Our main message in Cairo was simple and straightforward: Democracy is the only viable path to lasting stability, national reconciliation, sustainable economic growth and the return of investment and tourism in Egypt. And democracy means more than elections. It means democratic governance: an inclusive political process in which all Egyptians are free and able to participate, so long as they do so nonviolently; the protection of basic human rights through the rule of law and the constitution; and a state that defends and fosters a vibrant civil society.
This is the kind of democratic future that we believe most Egyptians want. But the danger now is that extremist and reactionary forces, some in the Egyptian state and some among Morsi’s supporters in the streets, want to drag the country down a dark path of violence, oppression and revenge. This is doomed to failure for both sides; it would make all of Egypt’s problems infinitely worse and ultimately threaten the national security interests of the United States and our allies.
Indeed, it is worth remembering — especially when the American mind has refocused on the real and persistent threat posed by al-Qaeda — that its leader, Ayman al-Zawahiri, is a former member of the Egyptian Muslim Brotherhood who was radicalized during the violent crackdowns and detentions of Brotherhood leaders by previous Egyptian regimes. Repeating the worst mistakes of the past now will only condemn Egypt to a future of protracted instability and stagnation, while creating a new generation of radical recruits for terrorist groups such as al-Qaeda.

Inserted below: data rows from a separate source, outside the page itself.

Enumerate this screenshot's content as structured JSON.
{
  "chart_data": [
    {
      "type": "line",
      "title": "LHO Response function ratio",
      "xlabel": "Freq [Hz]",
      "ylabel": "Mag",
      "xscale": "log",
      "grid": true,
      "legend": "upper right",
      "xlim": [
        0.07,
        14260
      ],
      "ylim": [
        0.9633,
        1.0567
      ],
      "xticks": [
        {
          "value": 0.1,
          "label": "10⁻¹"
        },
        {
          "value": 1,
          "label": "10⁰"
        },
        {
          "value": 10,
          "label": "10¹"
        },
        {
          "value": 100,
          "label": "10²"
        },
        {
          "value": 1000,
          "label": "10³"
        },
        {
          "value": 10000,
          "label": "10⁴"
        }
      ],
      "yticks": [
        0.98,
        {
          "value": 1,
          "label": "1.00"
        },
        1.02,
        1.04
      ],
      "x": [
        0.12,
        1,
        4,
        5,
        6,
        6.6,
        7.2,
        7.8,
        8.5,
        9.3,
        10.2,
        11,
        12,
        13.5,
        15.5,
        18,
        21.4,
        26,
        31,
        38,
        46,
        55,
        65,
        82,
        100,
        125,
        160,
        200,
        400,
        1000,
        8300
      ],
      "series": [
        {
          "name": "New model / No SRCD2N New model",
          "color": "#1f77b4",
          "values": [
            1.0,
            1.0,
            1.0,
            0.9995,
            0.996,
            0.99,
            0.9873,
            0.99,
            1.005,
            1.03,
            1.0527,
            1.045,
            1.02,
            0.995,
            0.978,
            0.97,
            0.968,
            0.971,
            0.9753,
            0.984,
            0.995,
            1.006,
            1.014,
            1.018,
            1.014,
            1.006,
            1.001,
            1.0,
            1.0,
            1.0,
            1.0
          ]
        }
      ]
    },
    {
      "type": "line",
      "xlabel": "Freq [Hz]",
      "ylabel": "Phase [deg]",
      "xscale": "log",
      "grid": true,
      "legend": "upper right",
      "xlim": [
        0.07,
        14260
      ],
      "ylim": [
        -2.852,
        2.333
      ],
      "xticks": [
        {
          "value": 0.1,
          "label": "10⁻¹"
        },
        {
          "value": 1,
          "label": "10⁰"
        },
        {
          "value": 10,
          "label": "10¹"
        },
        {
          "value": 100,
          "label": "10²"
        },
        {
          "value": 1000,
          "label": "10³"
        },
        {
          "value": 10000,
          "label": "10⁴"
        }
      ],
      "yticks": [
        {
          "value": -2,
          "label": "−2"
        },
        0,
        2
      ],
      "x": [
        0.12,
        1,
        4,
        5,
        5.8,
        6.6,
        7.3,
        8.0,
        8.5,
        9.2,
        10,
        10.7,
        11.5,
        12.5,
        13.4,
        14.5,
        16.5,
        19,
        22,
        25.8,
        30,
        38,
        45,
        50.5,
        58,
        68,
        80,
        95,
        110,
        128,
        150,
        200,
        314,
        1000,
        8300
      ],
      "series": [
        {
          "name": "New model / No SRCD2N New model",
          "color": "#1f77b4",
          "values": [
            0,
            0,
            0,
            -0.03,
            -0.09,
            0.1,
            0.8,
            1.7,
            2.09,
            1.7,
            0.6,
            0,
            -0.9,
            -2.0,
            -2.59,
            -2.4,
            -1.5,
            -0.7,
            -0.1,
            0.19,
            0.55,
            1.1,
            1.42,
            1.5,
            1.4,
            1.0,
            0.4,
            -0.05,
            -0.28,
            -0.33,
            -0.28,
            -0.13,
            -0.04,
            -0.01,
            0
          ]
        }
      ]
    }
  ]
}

We believe there are still many people of goodwill and patriotism on all sides who want a better future for Egypt. We heard much that was encouraging in our meetings, and we have urged all sides to back up their good words with constructive actions. We have urged them to do so quickly, because time is running out.

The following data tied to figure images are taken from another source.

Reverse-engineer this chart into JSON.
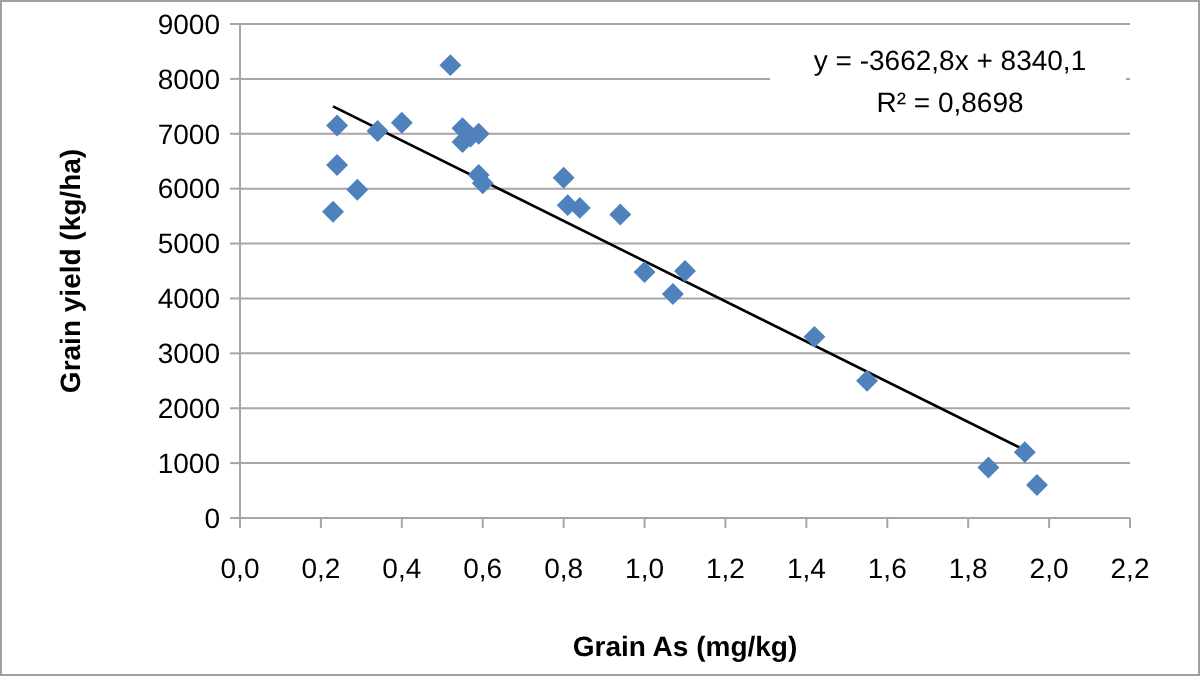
{
  "chart_data": {
    "type": "scatter",
    "xlabel": "Grain As (mg/kg)",
    "ylabel": "Grain yield (kg/ha)",
    "series": [
      {
        "color": "#4f81bd",
        "marker": "diamond",
        "x": [
          0.23,
          0.24,
          0.24,
          0.29,
          0.34,
          0.4,
          0.52,
          0.55,
          0.55,
          0.57,
          0.59,
          0.59,
          0.6,
          0.8,
          0.81,
          0.84,
          0.94,
          1.0,
          1.07,
          1.1,
          1.42,
          1.55,
          1.85,
          1.94,
          1.97
        ],
        "values": [
          5580,
          7150,
          6430,
          5980,
          7050,
          7200,
          8250,
          7100,
          6850,
          6950,
          7000,
          6250,
          6100,
          6200,
          5700,
          5650,
          5530,
          4480,
          4080,
          4500,
          3300,
          2500,
          920,
          1200,
          600
        ]
      },
      {
        "type": "line",
        "color": "#000000",
        "marker": "none",
        "line_style": "solid",
        "x": [
          0.23,
          1.95
        ],
        "values": [
          7500,
          1200
        ]
      }
    ],
    "annotations": [
      "y = -3662,8x + 8340,1",
      "R² = 0,8698"
    ],
    "xlim": [
      0,
      2.2
    ],
    "xticks": [
      {
        "value": 0,
        "label": "0,0"
      },
      {
        "value": 0.2,
        "label": "0,2"
      },
      {
        "value": 0.4,
        "label": "0,4"
      },
      {
        "value": 0.6,
        "label": "0,6"
      },
      {
        "value": 0.8,
        "label": "0,8"
      },
      {
        "value": 1,
        "label": "1,0"
      },
      {
        "value": 1.2,
        "label": "1,2"
      },
      {
        "value": 1.4,
        "label": "1,4"
      },
      {
        "value": 1.6,
        "label": "1,6"
      },
      {
        "value": 1.8,
        "label": "1,8"
      },
      {
        "value": 2,
        "label": "2,0"
      },
      {
        "value": 2.2,
        "label": "2,2"
      }
    ],
    "ylim": [
      0,
      9000
    ],
    "yticks": [
      0,
      1000,
      2000,
      3000,
      4000,
      5000,
      6000,
      7000,
      8000,
      9000
    ],
    "grid": "y"
  }
}
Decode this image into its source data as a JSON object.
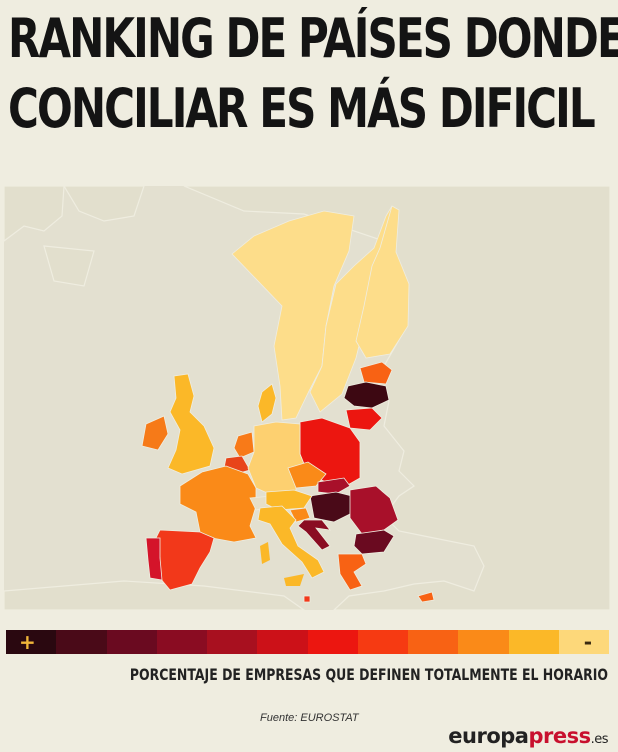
{
  "title": {
    "line1": "RANKING DE PAÍSES DONDE",
    "line2": "CONCILIAR ES MÁS DIFICIL"
  },
  "legend": {
    "plus": "+",
    "minus": "-",
    "colors": [
      "#2a0810",
      "#4a0a18",
      "#6a0a20",
      "#8a0c22",
      "#a8101f",
      "#cc1118",
      "#ec1610",
      "#f63a12",
      "#f86214",
      "#fa8a18",
      "#fbb828",
      "#fdd87a"
    ],
    "caption": "PORCENTAJE DE EMPRESAS QUE DEFINEN TOTALMENTE EL HORARIO"
  },
  "source": "Fuente: EUROSTAT",
  "brand": {
    "part1": "europa",
    "part2": "press",
    "part3": ".es"
  },
  "regions": [
    {
      "id": "norway",
      "color": "#fddd8a"
    },
    {
      "id": "sweden",
      "color": "#fddd8a"
    },
    {
      "id": "finland",
      "color": "#fddd8a"
    },
    {
      "id": "estonia",
      "color": "#f86214"
    },
    {
      "id": "latvia",
      "color": "#3d0812"
    },
    {
      "id": "lithuania",
      "color": "#ec1610"
    },
    {
      "id": "poland",
      "color": "#ec1610"
    },
    {
      "id": "ireland",
      "color": "#f67a18"
    },
    {
      "id": "uk",
      "color": "#fbb828"
    },
    {
      "id": "denmark",
      "color": "#fbb828"
    },
    {
      "id": "netherlands",
      "color": "#f87a18"
    },
    {
      "id": "belgium",
      "color": "#e8441a"
    },
    {
      "id": "germany",
      "color": "#fdd070"
    },
    {
      "id": "czechia",
      "color": "#fa8a18"
    },
    {
      "id": "slovakia",
      "color": "#a8102a"
    },
    {
      "id": "hungary",
      "color": "#4a0a18"
    },
    {
      "id": "romania",
      "color": "#a8102a"
    },
    {
      "id": "bulgaria",
      "color": "#6a0a20"
    },
    {
      "id": "france",
      "color": "#fa8a18"
    },
    {
      "id": "switzerland",
      "color": "#e6dfc8"
    },
    {
      "id": "austria",
      "color": "#fbb828"
    },
    {
      "id": "slovenia",
      "color": "#fa8a18"
    },
    {
      "id": "croatia",
      "color": "#8a0c22"
    },
    {
      "id": "italy",
      "color": "#fbb828"
    },
    {
      "id": "spain",
      "color": "#f2381a"
    },
    {
      "id": "portugal",
      "color": "#d4142a"
    },
    {
      "id": "greece",
      "color": "#f86214"
    },
    {
      "id": "cyprus",
      "color": "#f86214"
    },
    {
      "id": "malta",
      "color": "#f2381a"
    }
  ]
}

It is essential for all people and parties in Egypt to look forward, to resolve their differences peacefully through an inclusive dialogue and to make the difficult compromises and painful sacrifices that are necessary to save their country.
It is essential for Morsi’s supporters, including the Muslim Brotherhood, to accept that his actions generated massive public discontent and that he will not be reinstated as president of Egypt; that they must refrain from acts and incitement of violence; and that eventually they will need to move out of the streets and into the political process, because there is no good or effective alternative to advance their interests.
At the same time, it is essential for the civilian government and armed forces to recognize that, no matter how much they may dislike Morsi’s supporters, they are Egyptians, too, and it is neither realistic nor right to try to exclude them from the life of their nation. This means dealing with them magnanimously, not vindictively. It means setting a specific timetable to achieve the transition to democracy and enabling all Egyptians to participate in amending the constitution. It means ensuring that credible Egyptian and international organizations are able to observe the upcoming campaigns and elections. And it means releasing political prisoners, including Morsi supporters.
What happens in Egypt over the coming weeks could have a decisive impact on the future of the country, but also on the broader Middle East. At its best, Egypt has been a leader among its neighbors. We still believe Egypt can serve as a model of inclusive democracy that can inspire the region and the world, and, in this great endeavor, the United States must continue to offer its support.